Less enthusiastic was Tim Goodman of the San Francisco Chronicle, who said, "Though there are plenty of hard-earned (some might say forced) laughs here and Bornheimer is a real find, you can't help but wonder how they'll keep up the pace. After all, the British series ran for only two seasons and had a mere seven episodes each season...So how is CBS going to stretch this into 22 episodes without stretching it too thin?...In many ways, Worst Week seems incapable of being made into an American version (there were previous attempts that failed), because not only does the title not make sense, but not having a payoff for all the freaky, not-so-karmic woes Sam endures will be frustrating to the viewing audience . . . [It] is a series that may end up being on a short leash."
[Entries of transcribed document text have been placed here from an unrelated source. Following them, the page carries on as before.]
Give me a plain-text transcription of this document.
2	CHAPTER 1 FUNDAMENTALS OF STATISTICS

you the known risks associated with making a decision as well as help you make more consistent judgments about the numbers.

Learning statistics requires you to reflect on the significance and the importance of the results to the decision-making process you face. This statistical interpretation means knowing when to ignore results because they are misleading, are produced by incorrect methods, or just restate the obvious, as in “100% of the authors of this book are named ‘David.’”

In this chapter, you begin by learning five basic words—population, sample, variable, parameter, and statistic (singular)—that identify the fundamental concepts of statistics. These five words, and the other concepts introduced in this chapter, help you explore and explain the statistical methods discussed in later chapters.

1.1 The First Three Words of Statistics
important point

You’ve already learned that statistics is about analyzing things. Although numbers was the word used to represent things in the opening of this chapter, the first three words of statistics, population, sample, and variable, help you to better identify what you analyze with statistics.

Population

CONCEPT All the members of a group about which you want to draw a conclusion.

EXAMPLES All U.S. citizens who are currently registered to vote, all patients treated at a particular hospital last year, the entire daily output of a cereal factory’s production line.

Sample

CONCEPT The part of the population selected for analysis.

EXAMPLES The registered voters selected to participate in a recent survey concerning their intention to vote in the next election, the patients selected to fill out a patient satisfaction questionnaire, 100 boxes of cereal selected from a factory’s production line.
Linda Stasi of the New York Post called it "one of the worst new shows of the week" and added, "Only a man (or a couple of them) could get paid big bucks in Hollywood to come up with such a lame-o rip-off and perpetuate the fantasy that gorgeous women can't help but to love out-of-shape guys who do everything wrong."

==Home media==
Universal Studios Home Entertainment has released a DVD of the complete series.